Mastering AWK: Powerful Text Processing and Reporting Techniques
AWK is a versatile text-processing language that reads files line by line, splits fields by default spaces, and applies pattern-action rules to analyze data, generate reports, and perform complex tasks such as extracting columns, counting records, and scripting with built-in variables, loops, and conditional statements.
Introduction
awk is a powerful text‑analysis tool. Compared with grep for searching and sed for editing, awk excels at analyzing data and generating reports. In simple terms, awk reads a file line by line, uses a space as the default field separator, slices each line, and then processes the slices.
There are three versions of awk: awk, nawk, and gawk. Unless otherwise specified, gawk (the GNU implementation) is implied.
The name AWK comes from the initials of its creators Alfred Aho, Peter Weinberger, and Brian Kernighan. AWK has its own programming language, defined by its creators as a "pattern scanning and processing language". It lets you write short programs that read input files, sort data, perform calculations, and generate reports, among many other functions.
Usage
awk '{pattern + action}' filenames
The syntax consists of a pattern that specifies what to search for and an action that is executed when the pattern matches. Patterns are regular expressions enclosed in slashes. The action is a series of commands grouped by curly braces.
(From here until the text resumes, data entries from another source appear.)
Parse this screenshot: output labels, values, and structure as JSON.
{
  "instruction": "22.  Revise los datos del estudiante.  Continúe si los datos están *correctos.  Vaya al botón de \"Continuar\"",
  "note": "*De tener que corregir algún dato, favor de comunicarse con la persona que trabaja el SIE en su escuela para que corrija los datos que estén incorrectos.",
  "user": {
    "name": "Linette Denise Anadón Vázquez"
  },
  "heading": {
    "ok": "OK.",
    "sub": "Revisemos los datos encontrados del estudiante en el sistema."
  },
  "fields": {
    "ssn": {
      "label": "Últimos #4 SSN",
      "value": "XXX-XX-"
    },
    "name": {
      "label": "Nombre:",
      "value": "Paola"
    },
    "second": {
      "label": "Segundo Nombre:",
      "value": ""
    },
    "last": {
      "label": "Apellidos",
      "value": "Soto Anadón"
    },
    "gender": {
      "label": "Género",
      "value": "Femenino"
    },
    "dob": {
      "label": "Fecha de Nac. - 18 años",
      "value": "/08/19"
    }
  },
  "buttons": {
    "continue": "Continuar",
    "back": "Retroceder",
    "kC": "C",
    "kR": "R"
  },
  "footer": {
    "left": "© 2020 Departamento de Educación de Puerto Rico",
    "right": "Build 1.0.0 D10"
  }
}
Awk operates on a file line as a record. For each line it receives, it executes the associated commands to process the text.
Calling awk
There are three ways to invoke awk:
Command‑line mode: awk [-F field_separator] 'commands' input_file Shell script mode: place awk commands in a script file and start the script with #!/bin/awk (or #!/bin/sh with awk invoked inside).
Separate script file: awk -f script_file input_file This chapter focuses on the command‑line method.
Introductory Examples
Assume the output of last -n 5 is:
# last -n 5 (only the first five lines) root pts/1 192.168.1.100 Tue Feb 10 21:00 still logged in ...
To display only the usernames of the last five logins:
last -n 5 | awk '{print $1}'
Awk’s workflow: read a record separated by newline, split it into fields using the field separator (default is whitespace), then $0 represents the whole record, $1 the first field, $n the nth field.
To list accounts from /etc/passwd:
cat /etc/passwd | awk -F ':' '{print $1}'
To list accounts and their shells separated by a tab:
cat /etc/passwd | awk -F ':' '{print $1"\t"$7}'
To list accounts and shells separated by a comma and add a header and a custom line at the end:
cat /etc/passwd | awk -F ':' 'BEGIN {print "name,shell"} {print $1","$7} END {print "blue,/bin/nosh"}'
Awk also supports pattern matching. For example, to find lines containing "root" in /etc/passwd:
awk -F: '/root/' /etc/passwd
To print only the shell field for lines matching "root":
awk -F: '/root/{print $7}' /etc/passwd
Built‑in Variables
ARGC – number of command‑line arguments
ARGV – array of command‑line arguments
ENVIRON – environment variables
FILENAME – name of the current file
FNR – record number in the current file
FS – input field separator (same as -F)
NF – number of fields in the current record
NR – total number of records read so far
OFS – output field separator
ORS – output record separator
RS – input record separator
Additionally, $0 is the entire record, $1 the first field, $2 the second, and so on.
Print and printf
Awk provides both print and printf. print outputs its arguments separated by the output field separator, while printf follows the C‑style formatting, offering more control over the output.
Awk Programming
Variables can be built‑in or user‑defined. Example to count the number of accounts in /etc/passwd:
awk '{count++;} END{print "user count is", count}' /etc/passwd
It is good practice to initialize variables:
awk 'BEGIN {count=0} {count++;} END{print "user count is", count}' /etc/passwd
Awk can also be used to sum file sizes:
ls -l | awk 'BEGIN {size=0;} {size+= $5;} END{print "size is", size/1024/1024, "M"}'
Conditional statements (if, else) and loops (while, for, break, continue) follow C‑language syntax.
Arrays
Awk arrays are associative; indices can be strings or numbers. Example to collect usernames from /etc/passwd and print them after processing:
awk -F ':' 'BEGIN {count=0;} {name[count]=$1; count++;} END{for(i=0;i<count;i++) print i, name[i]}' /etc/passwd
Awk’s extensive capabilities make it suitable for quick data extraction, reporting, and scripting tasks on Linux systems.